Ekonomi Jepang. Foto: Unsplash.
Tokyo: Diplomat mata uang Jepang Masato Kanda menuturkan pihak berwenang Jepang sangat prihatin dan waspada terhadap penurunan tajam terhadap mata uang yen. Dia juga dan meningkatkan peringatan karena mata uang tersebut berada pada level terlemahnya dalam hampir 40 tahun.
baca juga:
"Secara umum diterima pelemahan yen saat ini tidak dapat dibenarkan, oleh karena itu diyakini didorong oleh spekulan," kata Kanda dilansir
Channel News Asia, Kamis, 27 Juni 2024.
Melemahnya yen telah menyusahkan para pengambil kebijakan di Jepang karena meningkatnya biaya bahan mentah impor, mendorong inflasi dan melemahkan konsumsi.
Kanda mengatakan pergerakan mata uang baru-baru ini terjadi dengan cepat dan pastinya sepihak menjauh dari pendiriannya baru-baru ini yang tidak mengomentari situasi pasar yang sedang berlangsung.

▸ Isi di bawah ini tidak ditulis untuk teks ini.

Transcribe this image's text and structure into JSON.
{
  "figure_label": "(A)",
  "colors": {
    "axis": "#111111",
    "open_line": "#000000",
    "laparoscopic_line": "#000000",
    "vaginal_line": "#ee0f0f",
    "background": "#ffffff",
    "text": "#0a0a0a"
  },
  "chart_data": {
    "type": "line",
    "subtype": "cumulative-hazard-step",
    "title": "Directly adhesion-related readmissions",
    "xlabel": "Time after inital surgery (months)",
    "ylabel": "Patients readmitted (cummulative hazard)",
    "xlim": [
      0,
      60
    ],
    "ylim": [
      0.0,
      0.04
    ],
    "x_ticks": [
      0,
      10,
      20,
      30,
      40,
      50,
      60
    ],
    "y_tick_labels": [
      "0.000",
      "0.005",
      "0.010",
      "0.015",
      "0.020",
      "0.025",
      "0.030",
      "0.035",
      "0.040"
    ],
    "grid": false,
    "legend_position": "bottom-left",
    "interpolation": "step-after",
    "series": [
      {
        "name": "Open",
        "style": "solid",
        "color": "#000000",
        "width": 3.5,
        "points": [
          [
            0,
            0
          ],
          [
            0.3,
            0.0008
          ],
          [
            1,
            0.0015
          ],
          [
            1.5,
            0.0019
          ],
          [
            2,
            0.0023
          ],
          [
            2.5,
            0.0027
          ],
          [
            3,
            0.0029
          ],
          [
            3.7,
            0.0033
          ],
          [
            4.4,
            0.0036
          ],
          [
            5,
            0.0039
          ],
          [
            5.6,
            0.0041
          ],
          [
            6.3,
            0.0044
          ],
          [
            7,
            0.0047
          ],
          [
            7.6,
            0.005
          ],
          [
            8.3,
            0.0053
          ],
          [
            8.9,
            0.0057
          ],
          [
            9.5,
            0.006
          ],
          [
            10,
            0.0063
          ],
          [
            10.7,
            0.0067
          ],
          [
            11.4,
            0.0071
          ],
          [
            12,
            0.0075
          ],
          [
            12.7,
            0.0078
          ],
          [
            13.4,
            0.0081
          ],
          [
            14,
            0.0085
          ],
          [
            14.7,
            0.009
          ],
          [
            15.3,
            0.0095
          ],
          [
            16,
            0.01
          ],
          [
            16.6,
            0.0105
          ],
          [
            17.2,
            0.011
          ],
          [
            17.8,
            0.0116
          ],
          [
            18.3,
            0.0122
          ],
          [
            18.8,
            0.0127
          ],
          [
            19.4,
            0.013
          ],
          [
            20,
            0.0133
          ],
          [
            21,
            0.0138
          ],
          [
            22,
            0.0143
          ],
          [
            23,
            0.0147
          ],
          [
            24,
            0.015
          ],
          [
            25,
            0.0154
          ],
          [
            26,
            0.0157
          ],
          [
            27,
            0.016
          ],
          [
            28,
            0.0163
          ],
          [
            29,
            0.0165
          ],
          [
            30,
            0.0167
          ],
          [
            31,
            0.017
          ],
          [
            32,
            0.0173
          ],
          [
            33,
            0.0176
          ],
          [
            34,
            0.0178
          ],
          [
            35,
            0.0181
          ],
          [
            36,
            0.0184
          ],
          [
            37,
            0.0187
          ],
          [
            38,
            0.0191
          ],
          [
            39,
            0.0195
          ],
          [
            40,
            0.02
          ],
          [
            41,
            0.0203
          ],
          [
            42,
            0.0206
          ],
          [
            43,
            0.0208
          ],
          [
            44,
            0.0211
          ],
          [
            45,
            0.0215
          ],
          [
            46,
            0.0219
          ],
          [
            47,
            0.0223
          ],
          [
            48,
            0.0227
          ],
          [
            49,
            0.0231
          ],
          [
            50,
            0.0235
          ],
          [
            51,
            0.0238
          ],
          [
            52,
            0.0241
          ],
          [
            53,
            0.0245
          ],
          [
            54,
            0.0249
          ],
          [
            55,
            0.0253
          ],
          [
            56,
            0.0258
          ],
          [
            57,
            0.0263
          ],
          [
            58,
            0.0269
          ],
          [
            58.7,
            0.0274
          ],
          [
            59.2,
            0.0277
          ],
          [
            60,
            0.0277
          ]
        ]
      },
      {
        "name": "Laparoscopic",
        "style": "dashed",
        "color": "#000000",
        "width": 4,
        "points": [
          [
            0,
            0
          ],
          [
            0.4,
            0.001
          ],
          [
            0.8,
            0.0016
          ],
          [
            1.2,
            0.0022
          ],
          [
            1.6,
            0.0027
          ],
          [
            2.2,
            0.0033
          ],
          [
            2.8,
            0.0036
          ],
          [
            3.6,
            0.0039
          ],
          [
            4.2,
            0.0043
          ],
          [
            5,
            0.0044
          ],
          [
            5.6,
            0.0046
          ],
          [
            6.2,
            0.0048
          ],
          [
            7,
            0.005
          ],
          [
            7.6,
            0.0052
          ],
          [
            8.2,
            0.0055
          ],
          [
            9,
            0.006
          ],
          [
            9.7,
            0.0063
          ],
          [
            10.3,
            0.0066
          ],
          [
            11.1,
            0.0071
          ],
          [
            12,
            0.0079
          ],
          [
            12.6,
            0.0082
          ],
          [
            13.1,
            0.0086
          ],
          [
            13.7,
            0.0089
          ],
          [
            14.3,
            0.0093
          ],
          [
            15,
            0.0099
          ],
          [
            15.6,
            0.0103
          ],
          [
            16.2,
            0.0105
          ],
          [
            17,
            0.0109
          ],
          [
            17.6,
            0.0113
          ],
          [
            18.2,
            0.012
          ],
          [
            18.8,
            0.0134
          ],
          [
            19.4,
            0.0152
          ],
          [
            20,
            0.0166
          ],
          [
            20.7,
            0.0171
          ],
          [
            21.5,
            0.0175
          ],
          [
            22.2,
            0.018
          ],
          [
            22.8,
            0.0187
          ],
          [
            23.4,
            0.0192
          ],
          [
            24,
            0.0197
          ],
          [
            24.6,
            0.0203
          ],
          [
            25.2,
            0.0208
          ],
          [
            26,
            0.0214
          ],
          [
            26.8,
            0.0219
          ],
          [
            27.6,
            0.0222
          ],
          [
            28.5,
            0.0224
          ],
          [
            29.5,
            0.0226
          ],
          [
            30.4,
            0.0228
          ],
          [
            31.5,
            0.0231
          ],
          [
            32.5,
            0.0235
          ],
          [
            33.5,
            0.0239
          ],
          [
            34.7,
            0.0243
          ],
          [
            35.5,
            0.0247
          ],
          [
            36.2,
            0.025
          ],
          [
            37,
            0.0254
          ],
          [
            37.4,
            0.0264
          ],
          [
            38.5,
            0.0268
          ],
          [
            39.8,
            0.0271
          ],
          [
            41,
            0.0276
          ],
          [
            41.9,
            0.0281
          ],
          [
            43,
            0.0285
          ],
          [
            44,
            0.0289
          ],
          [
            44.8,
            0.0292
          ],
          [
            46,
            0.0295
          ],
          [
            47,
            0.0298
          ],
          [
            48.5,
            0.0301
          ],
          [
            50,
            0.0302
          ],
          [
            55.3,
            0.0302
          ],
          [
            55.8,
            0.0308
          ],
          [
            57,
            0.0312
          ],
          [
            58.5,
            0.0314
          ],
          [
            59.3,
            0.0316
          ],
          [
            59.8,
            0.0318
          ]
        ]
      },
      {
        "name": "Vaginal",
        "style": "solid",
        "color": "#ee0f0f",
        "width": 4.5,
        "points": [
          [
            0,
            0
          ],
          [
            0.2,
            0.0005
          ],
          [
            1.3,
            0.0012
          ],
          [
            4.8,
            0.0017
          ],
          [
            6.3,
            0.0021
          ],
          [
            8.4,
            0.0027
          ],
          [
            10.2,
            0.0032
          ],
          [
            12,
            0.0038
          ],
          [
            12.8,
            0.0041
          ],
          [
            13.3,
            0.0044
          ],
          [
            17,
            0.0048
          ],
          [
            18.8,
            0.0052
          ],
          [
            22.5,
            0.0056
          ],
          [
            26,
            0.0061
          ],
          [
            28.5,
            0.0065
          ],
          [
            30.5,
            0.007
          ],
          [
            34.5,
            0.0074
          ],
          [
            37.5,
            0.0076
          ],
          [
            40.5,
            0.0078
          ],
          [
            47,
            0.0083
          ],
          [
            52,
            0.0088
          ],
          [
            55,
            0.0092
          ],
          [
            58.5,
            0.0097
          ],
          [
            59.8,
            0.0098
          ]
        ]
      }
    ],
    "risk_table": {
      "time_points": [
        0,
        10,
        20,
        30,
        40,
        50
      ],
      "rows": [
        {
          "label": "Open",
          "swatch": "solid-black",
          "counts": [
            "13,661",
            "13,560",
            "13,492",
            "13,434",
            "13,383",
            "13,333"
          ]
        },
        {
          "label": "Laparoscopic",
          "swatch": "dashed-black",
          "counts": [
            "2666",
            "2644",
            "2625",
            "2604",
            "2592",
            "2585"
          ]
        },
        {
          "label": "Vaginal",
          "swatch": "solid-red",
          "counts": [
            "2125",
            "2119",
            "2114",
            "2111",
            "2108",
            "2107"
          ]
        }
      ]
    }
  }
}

"Kami telah bersiap untuk bertindak melawan volatilitas yang berlebihan,” kata Kanda, menandakan kesiapannya untuk melakukan intervensi lain guna mendukung yen.
Meskipun ada peringatan dari Kanda, yen terus melemah, menyentuh 160,50 per USD, yang merupakan level terlemah dalam 38 tahun terakhir.
Pasar secara luas melihat 160 yen terhadap dolar sebagai batasan yang harus diambil oleh pihak berwenang, meskipun Kanda dan pejabat pemerintah lainnya telah berulang kali mengatakan mereka tidak memiliki batasan tertentu mengenai kapan harus melakukan intervensi.
Intervensi pasar Jepang
Pemerintah Jepang menghabiskan 9,8 triliun yen atau USD61,6 miliar untuk melakukan intervensi di pasar valuta asing pada April dan Mei, setelah mata uang Jepang mencapai titik terendah dalam 34 tahun di 160,245 per USD pada tanggal 29 April 2024.
Namun langkah-langkah tersebut gagal membalikkan pelemahan yen karena penundaan penurunan suku bunga Federal Reserve AS telah mempertahankan perbedaan suku bunga AS-Jepang yang lebar.
Sementara itu, Bank Sentral Jepang (BoJ) memberikan sinyal rencana pengetatan kuantitatif (QT) pada Juli mungkin lebih besar dari yang diperkirakan pasar, dan bahkan mungkin disertai dengan kenaikan suku bunga, seiring dengan upaya mereka untuk terus mundur dari kebijakan moneternya yang masih besar.